Even though Notaro’s designs are typically unique depictions of the couples’ personalities, trends still play a role in what people are looking for. Fashion is her No. 1 go-to for trend-watching, and the Pantone colours also play a big part.

“We’re still seeing metallic, metallics are huge, but the trend now is going towards warmer tones, like coppery bronze and rose gold.”

She finds that candy mixes added to the buttercream, like Oreo and Skor, are nostalgic and will likely always be popular. She is seeing a trend towards more exotic flavours like lavender, rose, clementine and honey. And of course, boozy cakes are still an in vogue request.

She offers to do the dessert table for her clients as well. Eclairs are huge here, she says. Latour took courses with Barry Callebaut so he can make molded chocolate bonbons in-house. Covered strawberries and cookies are all part of their repertoire, as are family recipe requests, such as the Mexican wedding cookie she once did. It is all part in parcel of delivering something highly personal. It’s why she’s added edible hockey pucks to the back of cakes, and made replica “fur babies” for couples whose pet won’t be joining them on their special day. She relishes the special touches she can add to the cakes that make them a reflection of her clients.

“I don’t have a personal style, I have a standard, and that means that I can emulate anything that’s out there, but it’s going to be to our standard, which is really, really picky.”

 

A day in the life
Notaro and Latour, partners in business and life, can seem on the serious side showing up to present their cakes in crisp whites.

“It’s part of what we do. People always comment we are always so professional because they see us deliver in our whites and when they see us out, they say ‘you are nothing like that!’ We are a fun couple. Life’s too short. We can be pretty goofy sometimes, like really goofy, but what we do is serious, so there has to be a balance otherwise you go crazy. Weddings are all year, so we don’t have much time off. It’s every weekend.”

She accommodates up to three cakes per wedding date, although if one cake is quite complicated she will avoid booking others on that day.

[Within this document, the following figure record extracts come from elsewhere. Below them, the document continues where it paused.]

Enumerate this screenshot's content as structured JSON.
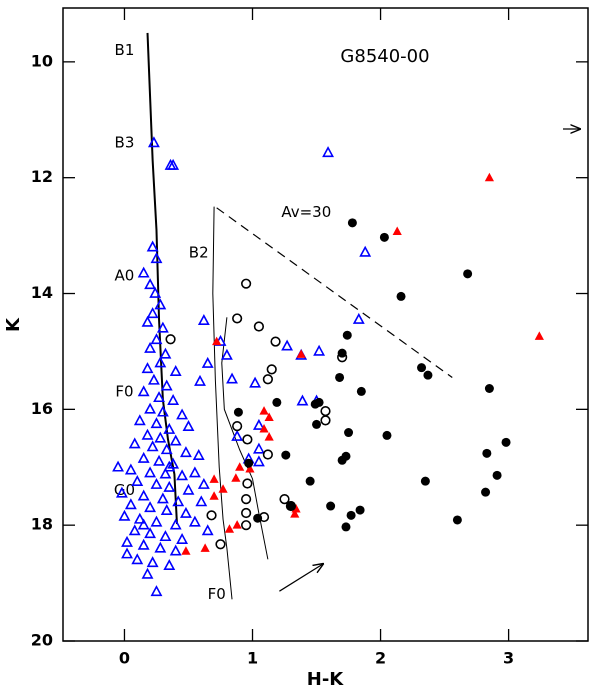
{
  "chart_data": {
    "type": "scatter",
    "title": "G8540-00",
    "x_label": "H-K",
    "y_label": "K",
    "xlim": [
      -0.48,
      3.62
    ],
    "ylim": [
      20,
      9.07
    ],
    "xticks": [
      0,
      1,
      2,
      3
    ],
    "yticks": [
      10,
      12,
      14,
      16,
      18,
      20
    ],
    "annotations": [
      "B1",
      "B3",
      "A0",
      "F0",
      "G0",
      "B2",
      "F0",
      "Av=30"
    ],
    "series": [
      {
        "marker": "triangle-open",
        "color": "#0000ff",
        "x": [
          0.23,
          0.36,
          0.38,
          1.59,
          1.88,
          1.83,
          1.38,
          1.52,
          1.5,
          1.39,
          1.27,
          1.02,
          0.62,
          0.75,
          0.8,
          0.65,
          0.59,
          0.84,
          1.05,
          0.88,
          0.97,
          1.05,
          1.05,
          0.15,
          0.22,
          0.25,
          0.2,
          0.24,
          0.28,
          0.22,
          0.18,
          0.3,
          0.25,
          0.2,
          0.32,
          0.28,
          0.18,
          0.4,
          0.23,
          0.33,
          0.15,
          0.27,
          0.38,
          0.2,
          0.3,
          0.45,
          0.12,
          0.25,
          0.35,
          0.5,
          0.18,
          0.28,
          0.4,
          0.08,
          0.22,
          0.33,
          0.48,
          0.15,
          0.27,
          0.38,
          -0.05,
          0.05,
          0.2,
          0.32,
          0.45,
          0.55,
          0.1,
          0.25,
          0.35,
          0.5,
          -0.02,
          0.15,
          0.3,
          0.42,
          0.05,
          0.2,
          0.33,
          0.48,
          0.0,
          0.12,
          0.25,
          0.4,
          0.55,
          0.08,
          0.2,
          0.32,
          0.45,
          0.02,
          0.15,
          0.28,
          0.4,
          0.1,
          0.22,
          0.35,
          0.18,
          0.02,
          0.25,
          0.6,
          0.65,
          0.58,
          0.62,
          0.15,
          0.35
        ],
        "values": [
          11.4,
          11.79,
          11.79,
          11.57,
          13.29,
          14.45,
          15.07,
          15.0,
          15.86,
          15.86,
          14.91,
          15.55,
          14.47,
          14.83,
          15.07,
          15.21,
          15.52,
          15.48,
          16.28,
          16.47,
          16.86,
          16.69,
          16.91,
          13.65,
          13.2,
          13.4,
          13.85,
          14.0,
          14.2,
          14.35,
          14.5,
          14.6,
          14.8,
          14.95,
          15.05,
          15.2,
          15.3,
          15.35,
          15.5,
          15.6,
          15.7,
          15.8,
          15.85,
          16.0,
          16.05,
          16.1,
          16.2,
          16.25,
          16.35,
          16.3,
          16.45,
          16.5,
          16.55,
          16.6,
          16.65,
          16.7,
          16.75,
          16.85,
          16.9,
          16.95,
          17.0,
          17.05,
          17.1,
          17.12,
          17.15,
          17.1,
          17.25,
          17.3,
          17.35,
          17.4,
          17.45,
          17.5,
          17.55,
          17.6,
          17.65,
          17.7,
          17.75,
          17.8,
          17.85,
          17.9,
          17.95,
          18.0,
          17.95,
          18.1,
          18.15,
          18.2,
          18.25,
          18.3,
          18.35,
          18.4,
          18.45,
          18.6,
          18.65,
          18.7,
          18.85,
          18.5,
          19.15,
          17.6,
          18.1,
          16.8,
          17.3,
          18.0,
          17.0
        ]
      },
      {
        "marker": "triangle-filled",
        "color": "#ff0000",
        "x": [
          2.85,
          2.13,
          3.24,
          0.72,
          1.38,
          1.09,
          1.13,
          1.09,
          1.13,
          0.7,
          0.9,
          0.87,
          0.7,
          0.77,
          1.34,
          1.33,
          0.88,
          0.82,
          0.63,
          0.48,
          0.98
        ],
        "values": [
          12.0,
          12.93,
          14.74,
          14.83,
          15.05,
          16.03,
          16.14,
          16.34,
          16.48,
          17.21,
          17.0,
          17.19,
          17.5,
          17.38,
          17.72,
          17.81,
          18.0,
          18.07,
          18.4,
          18.45,
          17.03
        ]
      },
      {
        "marker": "circle-open",
        "color": "#000000",
        "x": [
          0.95,
          0.88,
          1.05,
          1.18,
          1.7,
          1.15,
          1.12,
          1.57,
          1.57,
          0.88,
          0.96,
          1.12,
          0.96,
          0.95,
          1.25,
          1.3,
          0.95,
          1.09,
          0.68,
          0.95,
          0.75,
          0.36
        ],
        "values": [
          13.83,
          14.43,
          14.57,
          14.83,
          15.1,
          15.31,
          15.48,
          16.03,
          16.19,
          16.29,
          16.52,
          16.78,
          17.28,
          17.55,
          17.55,
          17.67,
          17.79,
          17.86,
          17.83,
          18.0,
          18.33,
          14.79
        ]
      },
      {
        "marker": "circle-filled",
        "color": "#000000",
        "x": [
          1.78,
          2.03,
          2.68,
          2.16,
          1.74,
          1.7,
          2.32,
          2.37,
          1.68,
          1.85,
          2.85,
          1.19,
          1.52,
          1.49,
          0.89,
          1.5,
          2.05,
          1.75,
          1.26,
          1.73,
          1.7,
          2.98,
          2.83,
          0.97,
          2.91,
          1.45,
          2.35,
          2.82,
          1.3,
          1.61,
          1.84,
          1.77,
          2.6,
          1.73,
          1.04
        ],
        "values": [
          12.78,
          13.03,
          13.66,
          14.05,
          14.72,
          15.03,
          15.28,
          15.41,
          15.45,
          15.69,
          15.64,
          15.88,
          15.88,
          15.91,
          16.05,
          16.26,
          16.45,
          16.4,
          16.79,
          16.81,
          16.88,
          16.57,
          16.76,
          16.93,
          17.14,
          17.24,
          17.24,
          17.43,
          17.66,
          17.67,
          17.74,
          17.83,
          17.91,
          18.03,
          17.88
        ]
      }
    ],
    "lines": [
      {
        "dash": false,
        "width": 2,
        "x": [
          0.18,
          0.2,
          0.22,
          0.25,
          0.27,
          0.3,
          0.34,
          0.39,
          0.41
        ],
        "values": [
          9.5,
          10.6,
          11.7,
          12.9,
          14.45,
          15.83,
          16.52,
          17.12,
          17.98
        ]
      },
      {
        "dash": false,
        "width": 1,
        "x": [
          0.7,
          0.69,
          0.71,
          0.74,
          0.77,
          0.8,
          0.84
        ],
        "values": [
          12.5,
          14.0,
          15.5,
          17.0,
          17.9,
          18.4,
          19.28
        ]
      },
      {
        "dash": false,
        "width": 1,
        "x": [
          0.8,
          0.76,
          0.78,
          0.9,
          1.0,
          1.05,
          1.12
        ],
        "values": [
          14.41,
          15.2,
          16.0,
          16.7,
          17.2,
          17.8,
          18.59
        ]
      },
      {
        "dash": true,
        "width": 1.2,
        "x": [
          0.72,
          2.56
        ],
        "values": [
          12.52,
          15.45
        ]
      },
      {
        "dash": false,
        "width": 1.2,
        "arrow": true,
        "x": [
          1.21,
          1.55
        ],
        "values": [
          19.14,
          18.67
        ]
      }
    ]
  }
}
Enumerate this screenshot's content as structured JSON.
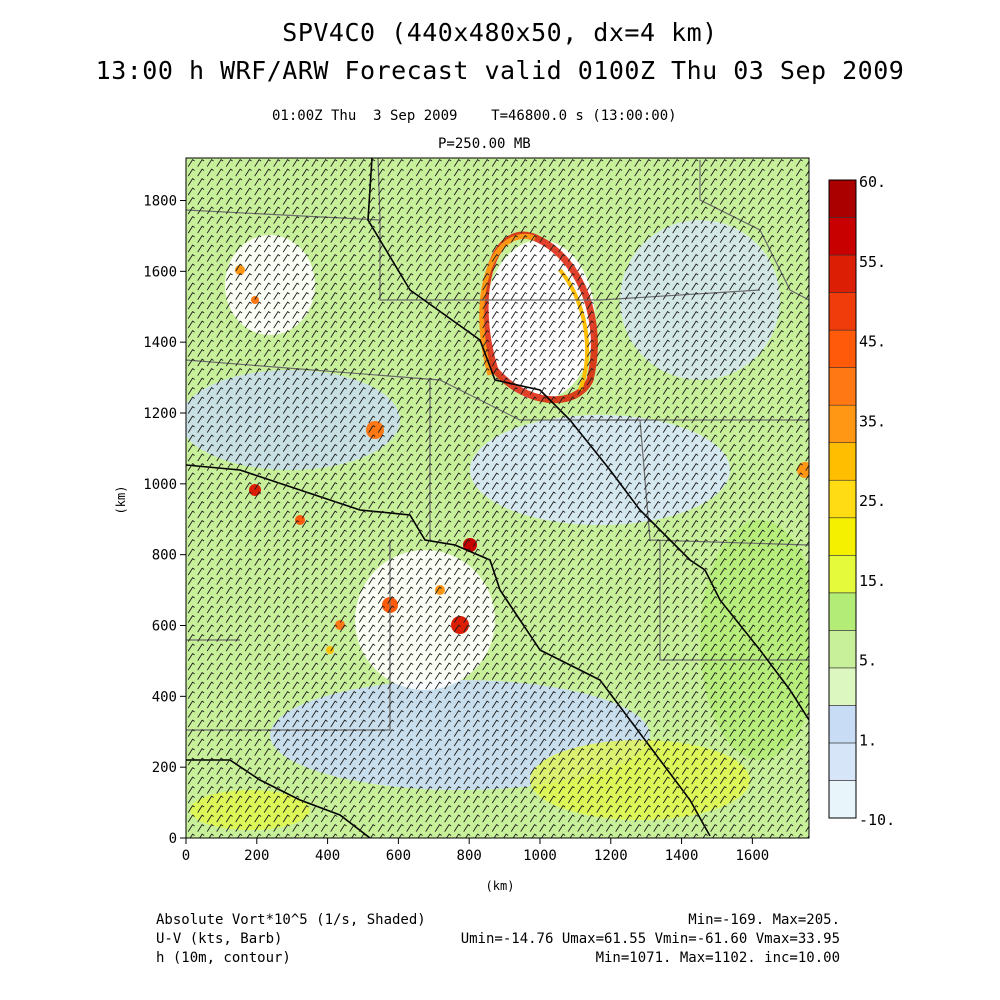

Weddings are often Saturdays, hence Fridays are typically nuts. They have never missed a wedding (touch wood, she says), crediting the pastry chef in her for always thinking of the worst-case scenarios. She always makes extra sugar flowers and packs a kit with emergency tools and fondant if needed, just to be safe. While Notaro admits with a laugh that her housekeeping at home may not be as detail oriented as her approach to cakes, she says she knows what’s important and what’s important is what gets done.  

“I won’t allow our work to be thrown out the door because our couples deserve our best, that’s what they’re paying us for. We’ve been entrusted in this really huge part of their day and everyone at the wedding will see it, judge it, and judge us and judge the couple.”

For the love of weddings
A small percentage of the business – perhaps 10 per cent or a bit higher, Notaro estimates – is special occasion cakes. This arose through follow-up requests from existing clients who went on to need cakes for a baby shower and then a first birthday. There’s a little corporate business too, but it’s a small slice of Cake Studio.

“Our main focus is weddings. I love weddings.”

Notaro and Latour try to go back later in the night to assist the venue with moving the cake if needed, but mostly to share in the well wishes.

“Not having children of my own, these couples I see could all be my sons and daughters, so it’s this ‘go out to the world, we wish you well’ and it’s a good feeling.”